The incidence of CAUTIs in stroke patients was significantly higher than that in nonstroke patients (6.0% vs 1.7%, P = .005). In the multivariable generalized estimating equations analysis, stroke patients were found to be approximately 3.5 times more likely to experience CAUTI compared with nonstroke patients (odds ratio = 3.53; 95% confidence interval, 1.24-10.03; P = .018). The proportion of patients who used steroids was greater among stroke patients who experienced CAUTI compared with those who did not experience CAUTI (55.6% vs 24.5%, P = .004).
Stroke patients were more likely to develop CAUTI compared with nonstroke patients. These patients should be considered as key targets when implementing interventions aimed at reducing CAUTIs. Use of steroids may be associated with a higher likelihood of CAUTI in stroke patients.
Clinical nurse specialists are directly influential in preventing CAUTIs. This study provides evidence regarding the association between stroke and CAUTI to clinical nurse specialists to help them plan CAUTI prevention initiatives.
本研究的目的是确定中风诊断是否与导尿管相关尿路感染(CAUTIs)的较高发病率相关。次要目的包括研究医疗相关变量,如抗生素和类固醇的使用、导尿管插入前的住院时间以及导尿管使用时长对中风患者CAUTI发病率的影响。
这是一项在美国东南部一家大型教学医院进行的回顾性病历审查分析。
总共随机选择了300例使用留置导尿管且患有中风的患者,并(根据年龄、性别、种族和入院日期)与300例随机选择的使用留置导尿管且未患中风的患者进行匹配。双变量统计检验包括Wilcoxon符号秩检验和McNemar检验,而多变量检验由广义估计方程组成。
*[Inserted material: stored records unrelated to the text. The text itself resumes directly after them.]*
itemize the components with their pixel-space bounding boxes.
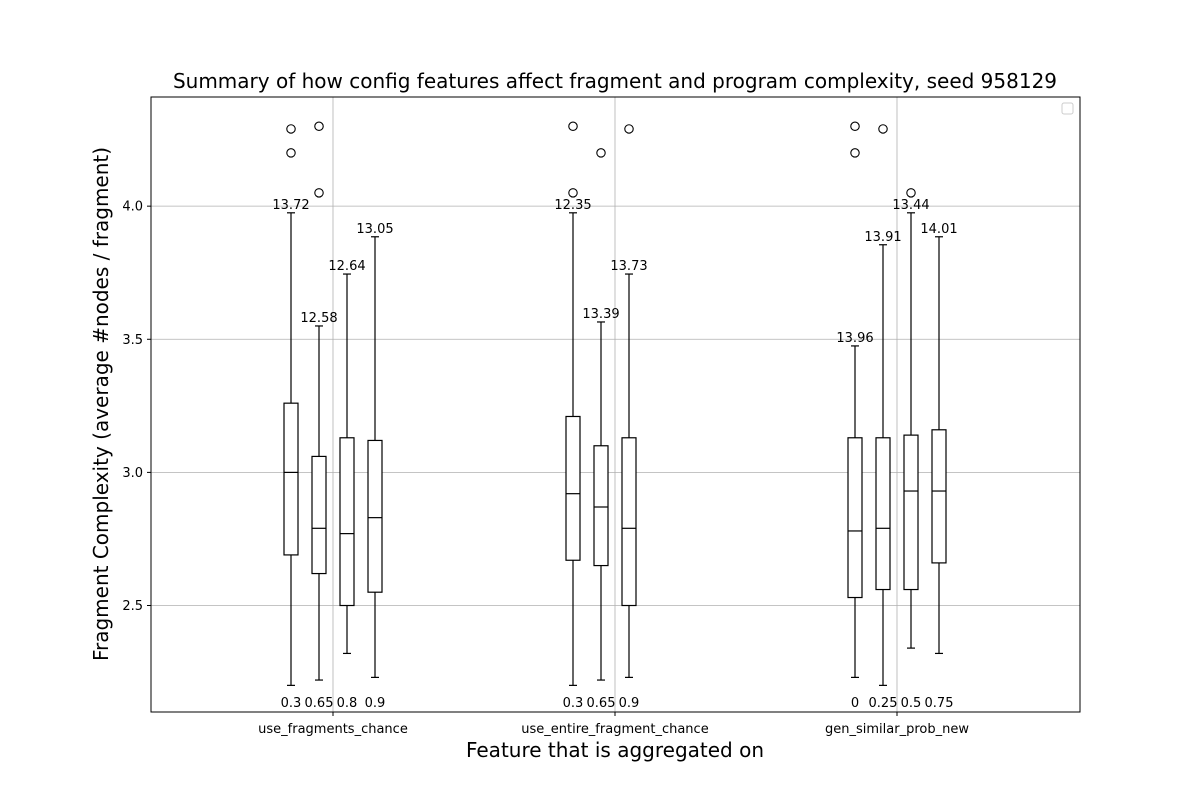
chart-title: Summary of how config features affect fr… xyxy=(173,69,1057,93)
outlier-point xyxy=(624,124,634,134)
outlier-point xyxy=(314,188,324,198)
box: 13.72 0.3 xyxy=(272,124,310,711)
iqr-box xyxy=(875,437,891,591)
x-tick-label: use_entire_fragment_chance xyxy=(521,722,708,737)
outlier-point xyxy=(568,121,578,132)
box: 13.91 0.25 xyxy=(864,124,902,711)
outlier-point xyxy=(286,148,296,158)
y-tick-label: 2.5 xyxy=(122,599,143,614)
y-tick-label: 4.0 xyxy=(122,200,143,215)
iqr-box xyxy=(311,455,327,575)
box-top-label: 13.39 xyxy=(582,307,619,322)
box-top-label: 12.58 xyxy=(300,311,337,326)
iqr-box xyxy=(931,429,947,564)
box-category-label: 0 xyxy=(851,696,859,711)
box: 12.35 0.3 xyxy=(554,121,592,711)
box-category-label: 0.5 xyxy=(901,696,922,711)
box-category-label: 0.9 xyxy=(619,696,640,711)
iqr-box xyxy=(847,437,863,599)
y-tick-label: 3.5 xyxy=(122,333,143,348)
iqr-box xyxy=(565,415,581,561)
iqr-box xyxy=(903,434,919,591)
box-top-label: 13.73 xyxy=(610,259,647,274)
outlier-point xyxy=(286,124,296,134)
x-tick-label: gen_similar_prob_new xyxy=(825,722,969,737)
box-category-label: 0.8 xyxy=(337,696,358,711)
outlier-point xyxy=(568,188,578,198)
outlier-point xyxy=(850,121,860,132)
box-top-label: 13.96 xyxy=(836,331,873,346)
iqr-box xyxy=(367,439,383,593)
box-top-label: 12.35 xyxy=(554,198,591,213)
box: 13.96 0 xyxy=(836,121,874,711)
iqr-box xyxy=(339,437,355,607)
box: 13.05 0.9 xyxy=(356,222,393,711)
box: 13.44 0.5 xyxy=(892,188,930,711)
box-top-label: 13.44 xyxy=(892,198,929,213)
box: 14.01 0.75 xyxy=(920,222,957,711)
box-category-label: 0.9 xyxy=(365,696,386,711)
box-top-label: 14.01 xyxy=(920,222,957,237)
box-category-label: 0.65 xyxy=(305,696,334,711)
marks-layer: 13.72 0.3 12.58 0.65 12.64 0.8 13.05 0.9 12.35 0.… xyxy=(272,121,958,711)
outlier-point xyxy=(906,188,916,198)
box-category-label: 0.3 xyxy=(281,696,302,711)
box-category-label: 0.25 xyxy=(869,696,898,711)
legend-box xyxy=(1061,102,1074,115)
box: 12.64 0.8 xyxy=(328,259,365,711)
box: 12.58 0.65 xyxy=(300,121,338,711)
iqr-box xyxy=(621,437,637,607)
box-top-label: 13.72 xyxy=(272,198,309,213)
box: 13.39 0.65 xyxy=(582,148,620,711)
box: 13.73 0.9 xyxy=(610,124,648,711)
box-category-label: 0.65 xyxy=(587,696,616,711)
iqr-box xyxy=(283,402,299,556)
outlier-point xyxy=(314,121,324,132)
box-category-label: 0.75 xyxy=(925,696,954,711)
box-top-label: 12.64 xyxy=(328,259,365,274)
iqr-box xyxy=(593,445,609,567)
outlier-point xyxy=(596,148,606,158)
y-tick-label: 3.0 xyxy=(122,466,143,481)
outlier-point xyxy=(850,148,860,158)
x-axis-label: Feature that is aggregated on xyxy=(466,738,764,762)
axes-layer: 2.5 3.0 3.5 4.0 use_fragments_chance use_enti… xyxy=(122,96,1081,737)
outlier-point xyxy=(878,124,888,134)
box-top-label: 13.05 xyxy=(356,222,393,237)
box-top-label: 13.91 xyxy=(864,230,901,245)
box-category-label: 0.3 xyxy=(563,696,584,711)
grid-layer xyxy=(151,97,1080,712)
x-tick-label: use_fragments_chance xyxy=(258,722,408,737)
plot-frame xyxy=(150,96,1081,713)
y-axis-label: Fragment Complexity (average #nodes / fr… xyxy=(89,147,113,661)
中风患者中CAUTIs的发病率显著高于非中风患者(6.0%对1.7%,P = 0.005)。在多变量广义估计方程分析中,发现中风患者发生CAUTI的可能性是非中风患者的约3.5倍(优势比 = 3.53;95%置信区间,1.24 - 10.03;P = 0.018)。与未发生CAUTI的中风患者相比,发生CAUTI的中风患者中使用类固醇的患者比例更高(55.6%对24.5%,P = 0.004)。
与非中风患者相比,中风患者更易发生CAUTI。在实施旨在减少CAUTIs的干预措施时,应将这些患者视为关键目标。使用类固醇可能与中风患者发生CAUTI的较高可能性相关。
临床护理专家在预防CAUTIs方面具有直接影响力。本研究为临床护理专家提供了关于中风与CAUTI之间关联的证据,以帮助他们制定CAUTI预防措施。